A couple of weeks ago, at my philosophy, secularism and critical religion blog site, I tackled this issue from more the religious angle.
Now, I want to go more into the politics angle.
I'm excerpting from, and editing, that post.
First, the claim that it does hate Palestinians in general, and Palestinian Christians in particular, is a fair one, based on this open letter in Mondoweiss that the Christian Century refused to publish in response to an editorial there.
For secularists, non-Christians, and Christian laypeople who don't know the Christian literary world, Christian Century is not a fundamentalist or conservative evangelical magazine. It's also not a liberal evangelical outlet; in other words, it's not Sojourners.
What it is, is the voice of ecumenical mainline Protestantism. In other words, churches whose denomination leaders, colleges and seminaries, and most pastors in the pulpit do NOT believe in a Rapture, do NOT believe that, contra Paul in Romans, "all Israel will be saved" before the Apocalypse, and have no religious reason to suck up to Israel at the expense of either a separate Palestinian state, or full Palestinian rights within a one-state solution. (Think Episcopalians, United Methodist Church, liberal wing of Lutherans and Presbyterians, etc.)
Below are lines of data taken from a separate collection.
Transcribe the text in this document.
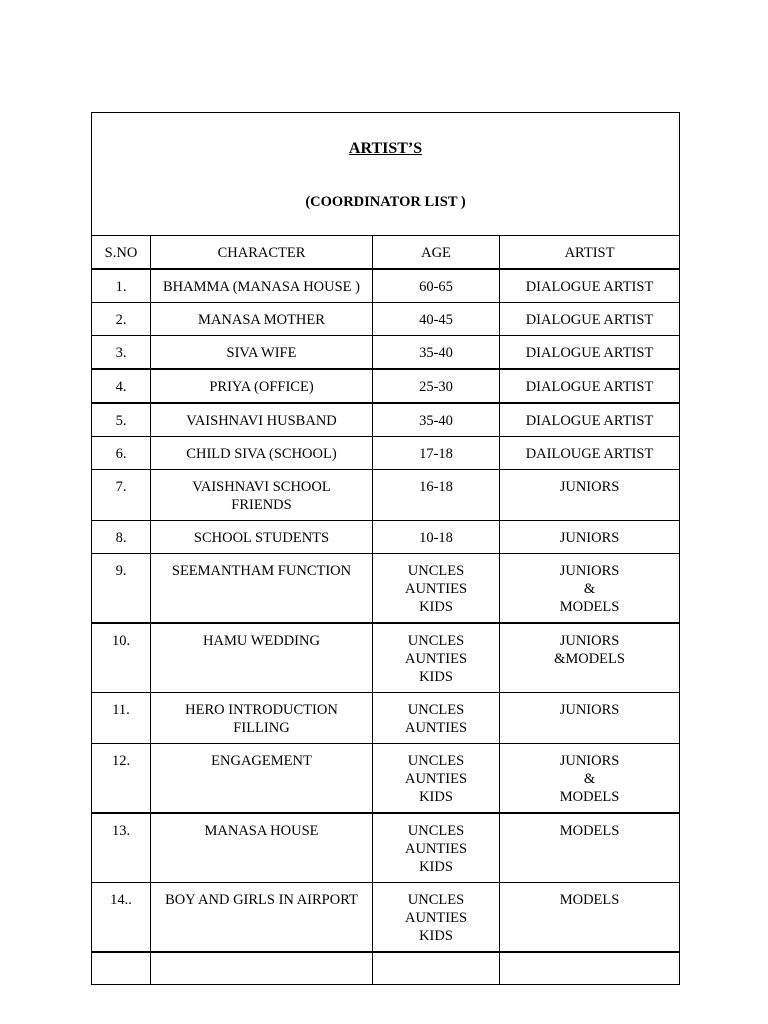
ARTIST’S

(COORDINATOR LIST )			

S.NO	CHARACTER	AGE	ARTIST
1.	BHAMMA (MANASA HOUSE )	60-65	DIALOGUE ARTIST
2.	MANASA MOTHER	40-45	DIALOGUE ARTIST
3.	SIVA WIFE	35-40	DIALOGUE ARTIST
4.	PRIYA (OFFICE)	25-30	DIALOGUE ARTIST
5.	VAISHNAVI HUSBAND	35-40	DIALOGUE ARTIST
6.	CHILD SIVA (SCHOOL)	17-18	DAILOUGE ARTIST
7.	VAISHNAVI SCHOOL
FRIENDS	16-18	JUNIORS
8.	SCHOOL STUDENTS	10-18	JUNIORS
9.	SEEMANTHAM FUNCTION	UNCLES
AUNTIES
KIDS	JUNIORS
&
MODELS
10.	HAMU WEDDING	UNCLES
AUNTIES
KIDS	JUNIORS
&MODELS
11.	HERO INTRODUCTION
FILLING	UNCLES
AUNTIES	JUNIORS
12.	ENGAGEMENT	UNCLES
AUNTIES
KIDS	JUNIORS
&
MODELS
13.	MANASA HOUSE	UNCLES
AUNTIES
KIDS	MODELS
14..	BOY AND GIRLS IN AIRPORT	UNCLES
AUNTIES
KIDS	MODELS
The quote I reference, for the non-evangelical types? Romans 11, specifically, quoting 11:23-26a:
23 And if they do not persist in unbelief, they will be grafted in, for God is able to graft them in again. 24 After all, if you were cut out of an olive tree that is wild by nature, and contrary to nature were grafted into a cultivated olive tree, how much more readily will these, the natural branches, be grafted into their own olive tree! 25 I do not want you to be ignorant of this mystery, brothers and sisters, so that you may not be conceited: Israel has experienced a hardening in part until the full number of the Gentiles has come in, 26 and in this way all Israel will be saved.No, liberal Protestants don't believe that as a literal event, just as they know that Paul was wrong about a Second Coming in his lifetime or soon thereafter. They also don't (on paper!) believe that we must support Israel with foreign aid for this reason. (See below on foreign aid, in more detail.)
Back to the details of the rejection. Specifically, this claim:
When US Christians talk about Israel and Palestine, we should do so with care, recognize that we’re guests in someone else’s conversation, and resist easy answers.
Wrong. Wrong. Wrong.
As long as the United States government gives foreign aid to Israel while turning a blind eye to settlements, it's our conversation, too. It's the conversation of every American citizen, whether mainline Protestant, other Christian, Jew, Muslim, or even secularist.
And, as such, it's wrong when it says that only the "two-state solution" is viable.
For starters, Israel itself has made it non-viable, with a border wall that would be the envy (and is) of Donald J. Trump, followed by settlements in pre-1967 Palestine protected by that wall, followed by harassment on the other side of that wall and more. Either the editorial board of Christian Century knows this, and knows this is why liberal Zionists like Peter Beinart have jumped ship on the two-state solution, and they're being obtuse to their readers, or they don't know this and are being obtuse to themselves, or there's a split, like an apparent split on other things Israel, and the board needs to abandon the will o'the wisp of "consensus."
Showing how behind the times they are, the editors cite an EIGHT-year-old piece of theirs explaining why they think the one-state solution is not viable. People who know better have long ago rejected those ideas.
It's shameful, politically and otherwise, for the Century to have not published the response to its editorial. And, that goes above and beyond its getting this issue wrong in the first place. It's shameful, period.
It's also shameful, and hypocritical, because liberal Protestant Christianity, in things like the civil rights movement, has long believed in political activism.